Documentation on customizing which atoms you use and adjusting the cutoff or number of ignored neighbors can be found here: ~https://contact-map.readthedocs.io/en/v0.6.0/examples/nb/contact_map.html#Changing-the-defaults~

Update: We changed docs a little. The link above will always work, but is pinned to an old version of the code. Current (11 March 2021) location for this information: https://contact-map.readthedocs.io/en/latest/examples/nb/changing_defaults.html

victorprincipe commented 3 years ago

Hi David, Thank you very much for the quick and detailed response. I was mainly curious about the default behaviour but it's great to see that I can customise these things as well. I'll have a look at the documentation you sent through in case I want to change any parameters. Thanks again for the help!

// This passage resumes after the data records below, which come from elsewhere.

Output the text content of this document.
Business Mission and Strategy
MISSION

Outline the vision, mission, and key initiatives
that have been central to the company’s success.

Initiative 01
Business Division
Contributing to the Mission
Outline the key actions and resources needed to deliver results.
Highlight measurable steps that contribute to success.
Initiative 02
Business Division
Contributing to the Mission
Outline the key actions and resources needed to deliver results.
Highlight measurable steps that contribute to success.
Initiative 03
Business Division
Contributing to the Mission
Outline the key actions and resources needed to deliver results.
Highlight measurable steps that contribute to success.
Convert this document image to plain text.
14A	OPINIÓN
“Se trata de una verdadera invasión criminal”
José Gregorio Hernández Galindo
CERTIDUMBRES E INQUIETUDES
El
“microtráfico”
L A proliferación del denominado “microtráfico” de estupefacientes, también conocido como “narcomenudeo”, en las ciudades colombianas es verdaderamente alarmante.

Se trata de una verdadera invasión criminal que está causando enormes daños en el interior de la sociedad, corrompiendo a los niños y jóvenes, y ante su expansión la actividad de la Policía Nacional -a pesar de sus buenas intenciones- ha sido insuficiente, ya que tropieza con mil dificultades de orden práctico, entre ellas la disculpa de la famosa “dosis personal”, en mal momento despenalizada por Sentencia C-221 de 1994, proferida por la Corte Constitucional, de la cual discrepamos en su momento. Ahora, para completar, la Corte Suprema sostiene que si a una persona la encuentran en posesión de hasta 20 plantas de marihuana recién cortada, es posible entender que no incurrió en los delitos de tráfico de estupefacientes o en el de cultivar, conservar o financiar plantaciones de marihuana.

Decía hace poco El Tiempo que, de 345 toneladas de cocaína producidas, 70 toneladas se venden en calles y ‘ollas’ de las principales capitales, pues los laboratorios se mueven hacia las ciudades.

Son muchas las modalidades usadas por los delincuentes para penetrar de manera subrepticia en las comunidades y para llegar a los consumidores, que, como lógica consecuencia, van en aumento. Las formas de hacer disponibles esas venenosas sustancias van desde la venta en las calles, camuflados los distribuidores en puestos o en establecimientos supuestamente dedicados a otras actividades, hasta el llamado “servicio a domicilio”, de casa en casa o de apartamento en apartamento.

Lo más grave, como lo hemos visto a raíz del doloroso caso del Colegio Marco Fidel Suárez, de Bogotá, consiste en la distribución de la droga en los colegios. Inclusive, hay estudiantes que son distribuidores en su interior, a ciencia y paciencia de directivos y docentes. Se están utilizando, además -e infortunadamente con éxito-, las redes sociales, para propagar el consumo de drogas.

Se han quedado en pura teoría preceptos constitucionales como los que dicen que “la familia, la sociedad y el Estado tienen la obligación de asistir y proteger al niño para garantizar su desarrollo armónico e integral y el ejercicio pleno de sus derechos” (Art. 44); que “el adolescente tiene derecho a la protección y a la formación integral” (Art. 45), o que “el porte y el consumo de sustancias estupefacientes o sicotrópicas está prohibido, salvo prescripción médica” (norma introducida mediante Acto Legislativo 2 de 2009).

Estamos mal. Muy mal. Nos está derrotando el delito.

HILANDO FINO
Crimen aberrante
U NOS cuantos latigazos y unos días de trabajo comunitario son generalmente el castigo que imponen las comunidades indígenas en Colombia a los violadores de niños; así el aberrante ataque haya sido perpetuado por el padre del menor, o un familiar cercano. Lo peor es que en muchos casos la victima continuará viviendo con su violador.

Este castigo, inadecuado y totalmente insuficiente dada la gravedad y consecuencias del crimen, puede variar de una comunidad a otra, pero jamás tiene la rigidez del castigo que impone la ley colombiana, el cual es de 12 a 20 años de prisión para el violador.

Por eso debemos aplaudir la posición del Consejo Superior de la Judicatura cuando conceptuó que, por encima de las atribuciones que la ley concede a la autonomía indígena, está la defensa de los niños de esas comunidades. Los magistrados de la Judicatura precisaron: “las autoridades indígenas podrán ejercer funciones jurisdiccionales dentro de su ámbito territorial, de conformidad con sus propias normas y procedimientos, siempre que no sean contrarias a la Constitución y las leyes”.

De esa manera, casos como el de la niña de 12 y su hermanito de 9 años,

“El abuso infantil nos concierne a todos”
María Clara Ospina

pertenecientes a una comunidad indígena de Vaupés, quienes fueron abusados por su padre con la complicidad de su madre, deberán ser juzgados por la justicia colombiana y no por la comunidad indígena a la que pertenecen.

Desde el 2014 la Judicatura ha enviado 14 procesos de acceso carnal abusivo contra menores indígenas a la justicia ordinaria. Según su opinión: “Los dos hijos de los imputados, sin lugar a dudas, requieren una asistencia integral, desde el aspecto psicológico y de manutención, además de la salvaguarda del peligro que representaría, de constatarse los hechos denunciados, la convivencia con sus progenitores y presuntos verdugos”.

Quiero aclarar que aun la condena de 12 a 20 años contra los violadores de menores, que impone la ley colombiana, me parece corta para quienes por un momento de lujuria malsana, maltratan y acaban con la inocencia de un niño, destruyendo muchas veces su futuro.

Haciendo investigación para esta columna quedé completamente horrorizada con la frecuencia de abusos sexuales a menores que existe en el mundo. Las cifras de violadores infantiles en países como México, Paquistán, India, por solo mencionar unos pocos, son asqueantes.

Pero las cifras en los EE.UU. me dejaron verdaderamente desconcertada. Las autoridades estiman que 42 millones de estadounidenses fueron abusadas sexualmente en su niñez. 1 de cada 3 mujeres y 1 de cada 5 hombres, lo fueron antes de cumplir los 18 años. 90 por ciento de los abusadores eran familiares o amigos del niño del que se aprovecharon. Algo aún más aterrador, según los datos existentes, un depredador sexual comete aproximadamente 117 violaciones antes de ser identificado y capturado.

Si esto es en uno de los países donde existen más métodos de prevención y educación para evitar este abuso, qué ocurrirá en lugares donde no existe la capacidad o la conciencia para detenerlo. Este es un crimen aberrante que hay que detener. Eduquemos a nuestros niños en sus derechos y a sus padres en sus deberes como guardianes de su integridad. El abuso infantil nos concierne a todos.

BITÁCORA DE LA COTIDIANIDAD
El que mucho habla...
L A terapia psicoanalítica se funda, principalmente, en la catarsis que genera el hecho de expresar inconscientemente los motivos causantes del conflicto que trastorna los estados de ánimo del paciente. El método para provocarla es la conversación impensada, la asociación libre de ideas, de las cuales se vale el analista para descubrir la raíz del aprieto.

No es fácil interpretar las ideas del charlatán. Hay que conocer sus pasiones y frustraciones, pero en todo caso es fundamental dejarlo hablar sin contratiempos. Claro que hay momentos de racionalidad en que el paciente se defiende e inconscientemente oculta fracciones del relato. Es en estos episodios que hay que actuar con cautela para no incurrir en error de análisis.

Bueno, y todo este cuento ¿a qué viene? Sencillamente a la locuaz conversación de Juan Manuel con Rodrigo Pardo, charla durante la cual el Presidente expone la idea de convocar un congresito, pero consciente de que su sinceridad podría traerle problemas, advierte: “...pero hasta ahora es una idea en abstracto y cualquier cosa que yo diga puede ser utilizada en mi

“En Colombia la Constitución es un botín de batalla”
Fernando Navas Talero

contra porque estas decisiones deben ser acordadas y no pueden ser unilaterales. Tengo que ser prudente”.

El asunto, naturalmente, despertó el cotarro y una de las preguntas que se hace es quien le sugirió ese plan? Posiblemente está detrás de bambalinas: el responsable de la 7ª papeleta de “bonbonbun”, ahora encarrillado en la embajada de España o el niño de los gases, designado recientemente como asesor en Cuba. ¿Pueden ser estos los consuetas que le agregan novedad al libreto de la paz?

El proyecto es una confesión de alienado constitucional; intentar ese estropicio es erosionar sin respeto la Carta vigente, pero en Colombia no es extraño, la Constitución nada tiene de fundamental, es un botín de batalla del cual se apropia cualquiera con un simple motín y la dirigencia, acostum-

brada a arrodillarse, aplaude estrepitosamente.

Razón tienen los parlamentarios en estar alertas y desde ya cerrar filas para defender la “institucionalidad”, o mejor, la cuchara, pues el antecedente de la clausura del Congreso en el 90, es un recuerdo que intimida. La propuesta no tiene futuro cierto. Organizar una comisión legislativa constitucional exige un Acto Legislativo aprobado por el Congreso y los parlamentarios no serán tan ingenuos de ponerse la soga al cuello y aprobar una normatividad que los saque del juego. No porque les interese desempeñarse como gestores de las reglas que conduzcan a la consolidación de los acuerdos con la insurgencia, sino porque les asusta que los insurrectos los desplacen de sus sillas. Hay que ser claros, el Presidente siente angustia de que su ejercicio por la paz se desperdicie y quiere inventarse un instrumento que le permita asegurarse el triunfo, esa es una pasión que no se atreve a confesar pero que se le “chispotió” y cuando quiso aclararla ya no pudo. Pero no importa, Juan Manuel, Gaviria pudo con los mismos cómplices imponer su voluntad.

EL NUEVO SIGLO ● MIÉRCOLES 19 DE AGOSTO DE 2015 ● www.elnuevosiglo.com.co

dwhswenson commented 3 years ago

Furthermore, is there any functionality within contact map explorer to show which types of contacts are present?

(missed this question on the first read) There isn't yet anything to classify contacts as, e.g., hydrogen bonds vs. hydrophobic vs. salt bridge etc. I think that would be an interesting addition, but not something I've had time to implement. There can be some ambiguity for residue-residue contacts because there could be more than one contact per pair of residues (what do you return if there's both a salt bridge and a hydrogen bond?). However, this sort of question was part of the reason for the most_common_atoms_for_contact method.

victorprincipe commented 3 years ago

I've had a look at the most_common_atoms_for_contact method and realised I could use it to personally analyse each contact and see how they could be defined, I was just wondering if this was automated by any chance (but it makes sense that it isn't with the ambiguity, and maybe these things are better left to humans). Thanks again!